Skip to content

Backup & Restore

This guide covers backup strategies for the Talos Kubernetes cluster.

What to Backup

Component Method Frequency
Etcd Talos snapshot Daily
Talos version pins Git (talos/talenv.yaml) On change
Talos client config Backup ~/.talos/config On change
Kubernetes manifests Git (Flux) On change
Secrets (SOPS) Git (encrypted) On change
PVCs Velero (CSI snapshots) Daily

Etcd Backup

Etcd contains all Kubernetes state. This is the most critical backup.

Manual Snapshot

# Create snapshot from any control plane node
talosctl -n 172.16.1.50 etcd snapshot db.snapshot

# Verify snapshot
ls -la db.snapshot

Automated Backup Script

Create a cron job or scheduled task:

#!/bin/bash
BACKUP_DIR="/backups/etcd"
DATE=$(date +%Y%m%d-%H%M%S)
NODES="172.16.1.50"

mkdir -p $BACKUP_DIR
talosctl -n $NODES etcd snapshot $BACKUP_DIR/etcd-$DATE.snapshot

# Keep last 7 days
find $BACKUP_DIR -name "*.snapshot" -mtime +7 -delete

Restore from Etcd Snapshot

Destructive Operation

This will reset the cluster. Only use for disaster recovery.

# On each control plane node
talosctl -n 172.16.1.50 bootstrap --recover-from=./db.snapshot

Talos Configuration Backup

Talos configuration is managed with talhelper (see task talos:*). The repo tracks version pins and cluster definition; per-node machine configs are generated into talos/clusterconfig/ (gitignored).

Critical Files

talos/
├── talenv.yaml             # Version pinning
├── talconfig.yaml          # Cluster definition (talhelper)
├── patches/                # Reusable patch snippets
└── clusterconfig/          # Generated machine configs (gitignored)

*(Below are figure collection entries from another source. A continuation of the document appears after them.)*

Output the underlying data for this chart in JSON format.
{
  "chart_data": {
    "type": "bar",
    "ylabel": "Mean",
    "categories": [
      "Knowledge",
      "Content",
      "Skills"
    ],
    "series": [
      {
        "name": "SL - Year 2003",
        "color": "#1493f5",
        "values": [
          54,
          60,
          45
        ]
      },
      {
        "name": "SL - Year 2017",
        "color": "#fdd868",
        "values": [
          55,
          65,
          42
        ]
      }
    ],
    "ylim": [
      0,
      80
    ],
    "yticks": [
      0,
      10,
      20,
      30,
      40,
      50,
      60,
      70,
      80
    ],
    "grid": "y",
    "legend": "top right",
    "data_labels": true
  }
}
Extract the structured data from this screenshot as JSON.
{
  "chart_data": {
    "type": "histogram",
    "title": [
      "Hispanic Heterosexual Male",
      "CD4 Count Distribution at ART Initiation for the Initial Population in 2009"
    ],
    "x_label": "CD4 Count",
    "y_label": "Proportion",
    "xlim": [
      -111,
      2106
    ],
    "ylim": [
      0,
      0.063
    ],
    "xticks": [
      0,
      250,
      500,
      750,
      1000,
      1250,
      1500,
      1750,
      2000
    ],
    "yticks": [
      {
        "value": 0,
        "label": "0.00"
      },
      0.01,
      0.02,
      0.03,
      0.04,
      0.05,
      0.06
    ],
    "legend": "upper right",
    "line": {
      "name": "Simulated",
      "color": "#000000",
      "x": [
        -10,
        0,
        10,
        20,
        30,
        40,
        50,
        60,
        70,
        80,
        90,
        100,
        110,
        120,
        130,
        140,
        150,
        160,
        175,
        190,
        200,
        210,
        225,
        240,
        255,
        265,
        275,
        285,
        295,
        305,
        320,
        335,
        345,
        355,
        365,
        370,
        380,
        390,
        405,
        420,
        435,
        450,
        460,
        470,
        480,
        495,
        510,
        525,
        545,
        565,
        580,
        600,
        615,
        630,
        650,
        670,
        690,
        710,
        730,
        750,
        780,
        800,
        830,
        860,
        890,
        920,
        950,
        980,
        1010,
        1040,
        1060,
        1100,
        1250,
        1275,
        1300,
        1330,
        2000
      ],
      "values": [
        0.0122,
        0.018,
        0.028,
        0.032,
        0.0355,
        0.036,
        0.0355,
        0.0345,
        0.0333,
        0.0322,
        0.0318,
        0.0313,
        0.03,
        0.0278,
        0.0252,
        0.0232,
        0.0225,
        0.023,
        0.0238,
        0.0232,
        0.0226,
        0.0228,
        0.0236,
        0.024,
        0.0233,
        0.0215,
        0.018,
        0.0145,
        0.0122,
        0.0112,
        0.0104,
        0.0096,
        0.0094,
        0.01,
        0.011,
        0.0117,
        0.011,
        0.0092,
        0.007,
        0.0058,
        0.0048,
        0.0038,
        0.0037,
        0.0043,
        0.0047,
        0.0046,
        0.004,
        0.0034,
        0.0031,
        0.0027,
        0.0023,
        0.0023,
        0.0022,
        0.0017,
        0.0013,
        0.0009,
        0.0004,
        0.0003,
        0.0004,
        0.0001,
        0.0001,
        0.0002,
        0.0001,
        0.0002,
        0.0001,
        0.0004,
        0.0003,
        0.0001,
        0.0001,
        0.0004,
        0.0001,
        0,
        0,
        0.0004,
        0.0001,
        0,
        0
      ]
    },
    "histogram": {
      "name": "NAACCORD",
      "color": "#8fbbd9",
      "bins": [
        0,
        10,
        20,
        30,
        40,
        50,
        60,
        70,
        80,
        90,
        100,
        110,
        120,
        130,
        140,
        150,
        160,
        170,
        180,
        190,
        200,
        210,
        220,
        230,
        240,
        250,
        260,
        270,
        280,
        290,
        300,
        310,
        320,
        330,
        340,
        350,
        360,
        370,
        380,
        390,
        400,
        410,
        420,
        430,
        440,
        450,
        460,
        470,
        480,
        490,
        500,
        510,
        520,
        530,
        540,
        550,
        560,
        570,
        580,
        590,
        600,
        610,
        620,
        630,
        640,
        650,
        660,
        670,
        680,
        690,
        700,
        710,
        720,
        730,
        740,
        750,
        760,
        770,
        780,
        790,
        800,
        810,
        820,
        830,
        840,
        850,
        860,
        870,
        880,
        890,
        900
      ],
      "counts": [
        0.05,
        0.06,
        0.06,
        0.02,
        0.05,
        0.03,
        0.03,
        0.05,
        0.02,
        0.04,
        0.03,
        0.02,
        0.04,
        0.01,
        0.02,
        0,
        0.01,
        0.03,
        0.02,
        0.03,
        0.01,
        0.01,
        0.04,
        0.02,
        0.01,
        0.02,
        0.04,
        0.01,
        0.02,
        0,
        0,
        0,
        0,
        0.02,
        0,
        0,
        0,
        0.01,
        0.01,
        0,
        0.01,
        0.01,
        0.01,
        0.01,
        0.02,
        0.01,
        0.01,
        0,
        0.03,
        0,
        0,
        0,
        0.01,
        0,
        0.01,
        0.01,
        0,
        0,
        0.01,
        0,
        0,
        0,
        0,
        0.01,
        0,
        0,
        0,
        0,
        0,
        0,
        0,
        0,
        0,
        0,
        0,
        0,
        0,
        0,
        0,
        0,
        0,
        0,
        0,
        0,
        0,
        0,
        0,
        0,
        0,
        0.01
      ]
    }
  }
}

Export machine configs (optional)

If you want an out-of-band backup of the live machine configs, export them from Talos and store them securely (do not commit them to Git):

talosctl -n <node-ip> get machineconfig -o yaml > /secure-backup/<node-name>.machineconfig.yaml

Kubernetes State Backup

All Kubernetes manifests are in Git and managed by Flux.

Full Restore from Git

# Clone the repository
git clone https://github.com/sagaragas/k3s-homelab.git

Bootstrap the cluster base components + Flux (operator/instance) using the repo bootstrap tooling (see ./scripts/bootstrap-apps.sh and bootstrap/helmfile.d/).

Secrets Recovery

Secrets are encrypted with SOPS. To decrypt:

# Set the age key
export SOPS_AGE_KEY_FILE=/path/to/age.key

# Decrypt a secret
sops -d kubernetes/apps/*/secret.sops.yaml

PVC Backup with Velero

Velero is deployed in this cluster and configured to back up to an in-cluster S3-compatible store (Minio) and take CSI snapshots.

Create Backup

# Backup a namespace
velero backup create my-backup --include-namespaces default

# Backup entire cluster
velero backup create full-backup

Restore

velero restore create --from-backup my-backup

Disaster Recovery Procedures

Scenario 1: Single Node Failure

See Node Failure Runbook

Scenario 2: Complete Cluster Loss

  1. Provision new VMs with Talos ISO
  2. Apply Talos configs from backup
  3. Bootstrap etcd from snapshot (or fresh if no snapshot)
  4. Install Flux to restore workloads
# Fresh bootstrap
talosctl bootstrap -n 172.16.1.50

# Get kubeconfig
talosctl kubeconfig

# Bootstrap base apps + Flux (operator/instance)
./scripts/bootstrap-apps.sh

Scenario 3: Corrupted Etcd

# Stop etcd on all control planes
talosctl -n 172.16.1.50,51,52 service etcd stop

# Restore from snapshot on first node
talosctl -n 172.16.1.50 bootstrap --recover-from=./db.snapshot

# Other nodes will rejoin automatically

Backup Checklist

  • [ ] Age private key stored in password manager
  • [ ] Etcd snapshots automated (daily)
  • [ ] Git repository has all manifests
  • [ ] SOPS-encrypted secrets committed
  • [ ] Tested restore procedure
  • [ ] Offsite backup copy (3-2-1 rule)

Testing Backups

Regularly test your backups:

# 1. Create test namespace
kubectl create ns backup-test

# 2. Deploy test app
kubectl -n backup-test run nginx --image=nginx

# 3. Backup
talosctl -n 172.16.1.50 etcd snapshot test-backup.snapshot

# 4. Delete and restore (in test environment only!)